The reentry codes are found on DD Form 214 in the bottom section in blocks 24, 26 and 27:
states the character of service with the type of discharge. This may be honorable, other than honorable (OTH), bad conduct, or dishonorable. You are normally only eligible for reenlistment if you have an honorable discharge. All other discharges than honorable tend to have legal or court martial offenses attached to them.
contains the Separation Code, which tells the reason for discharge. There are many separation codes that prohibit you from re-entering the military, especially if you were kicked out before the completion of your enlistment contract. Separation codes are typically three-letter codes that have a meaning attached to them. Some examples of codes that would make you ineligible to return to service are the following: GKS (AWOL), GLF (drug use), and GMB (character or behavior disorder).
Box 27: It is box 27 that has the reentry code that will differ between the different branches of the military. In general, a code of RE-1 is good to go for all services and you are eligible to reenlist. If you have any other code you may be eligible, you may require a waiver, or you may be ineligible.

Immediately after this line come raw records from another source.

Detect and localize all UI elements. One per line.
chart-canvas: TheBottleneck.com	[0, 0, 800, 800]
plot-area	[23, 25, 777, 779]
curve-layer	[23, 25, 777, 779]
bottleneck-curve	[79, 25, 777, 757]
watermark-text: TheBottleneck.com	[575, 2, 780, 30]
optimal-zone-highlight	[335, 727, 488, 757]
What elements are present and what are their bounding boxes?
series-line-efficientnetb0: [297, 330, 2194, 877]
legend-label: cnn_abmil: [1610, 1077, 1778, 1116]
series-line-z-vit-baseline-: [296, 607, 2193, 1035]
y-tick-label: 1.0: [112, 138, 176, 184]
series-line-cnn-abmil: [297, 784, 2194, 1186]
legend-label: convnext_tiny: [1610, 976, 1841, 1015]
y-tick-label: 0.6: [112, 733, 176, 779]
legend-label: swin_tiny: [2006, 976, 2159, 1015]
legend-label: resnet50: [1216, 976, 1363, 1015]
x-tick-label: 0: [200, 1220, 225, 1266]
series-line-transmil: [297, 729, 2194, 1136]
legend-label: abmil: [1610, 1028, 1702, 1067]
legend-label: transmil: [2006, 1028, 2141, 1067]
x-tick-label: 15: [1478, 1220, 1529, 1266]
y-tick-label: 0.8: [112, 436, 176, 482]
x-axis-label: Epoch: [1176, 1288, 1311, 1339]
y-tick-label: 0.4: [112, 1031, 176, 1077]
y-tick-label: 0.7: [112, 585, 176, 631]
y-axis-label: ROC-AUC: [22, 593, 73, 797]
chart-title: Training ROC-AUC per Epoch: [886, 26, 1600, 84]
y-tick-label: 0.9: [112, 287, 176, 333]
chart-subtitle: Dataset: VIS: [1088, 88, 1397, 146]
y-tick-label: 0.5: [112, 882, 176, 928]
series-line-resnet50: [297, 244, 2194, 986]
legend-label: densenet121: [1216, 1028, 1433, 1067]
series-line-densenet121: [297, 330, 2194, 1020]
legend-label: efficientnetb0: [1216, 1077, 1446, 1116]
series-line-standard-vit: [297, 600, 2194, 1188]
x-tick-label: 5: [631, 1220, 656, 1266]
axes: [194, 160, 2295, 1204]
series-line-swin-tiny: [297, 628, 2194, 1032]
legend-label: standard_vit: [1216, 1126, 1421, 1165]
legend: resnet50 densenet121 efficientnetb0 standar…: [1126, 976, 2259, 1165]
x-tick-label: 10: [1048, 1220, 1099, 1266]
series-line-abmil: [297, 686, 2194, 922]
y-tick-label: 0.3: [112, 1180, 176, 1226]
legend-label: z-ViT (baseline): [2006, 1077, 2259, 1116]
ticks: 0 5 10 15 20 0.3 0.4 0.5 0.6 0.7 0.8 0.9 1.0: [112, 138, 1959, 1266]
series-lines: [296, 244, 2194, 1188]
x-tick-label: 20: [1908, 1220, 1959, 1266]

The codes used are subject to change. If you have been separated from the military for a number of years, you may find older codes on your DD214. Refer to the military's Master List of Military Reenlistment Codes (RE) for further explanations. If you have an RE code that requires a waiver, you should contact the recruiting command to find out how to apply for a waiver.
Army RE Codes
In general, those who receive an Army RE Code of RE-1 may reenlist in the Army or another service with no problem. Individuals with an Army RE Code of RE-3 are ineligible for reenlistment unless a waiver is granted. Individuals with an Army RE Code of RE-4 or RE-4R (retired) are normally not eligible to reenlist in the Army, nor to join another service. But many retired highly skilled veterans can find high-paying work as contractors doing a similar job to what they were doing while on active duty.
The Army has simplified its RE codes, so you may see a variety of codes depending on your date of separation. Check with the recruiting command to see if you are eligible, need a waiver, or are ineligible.
Navy and Coast Guard RE Codes
These services have a complex variety of codes. If your code starts RE-1, you are eligible to reenlist. But it gets tricky from there, as some RE-3 codes require waivers or are ineligible, for example. Check the current list for details and discuss them with the recruiting command.
If the code of RE-4 was issued solely for homosexual conduct, it should be reviewed as you may be eligible for reenlistment.
Air Force RE Codes
Air Force RE codes can be complicated. Unless your code is a plain and simple RE-1, you will have to check the current chart. Codes beginning RE-2 may mean you need a waiver or may mean you are not eligible to reenlist.
Marine Corps RE Codes
The Corps also has a more complex set of RE codes, but if you see an A after the number (such as 1A, 2A, 3A), you are qualified to enlist provided all other criteria are met.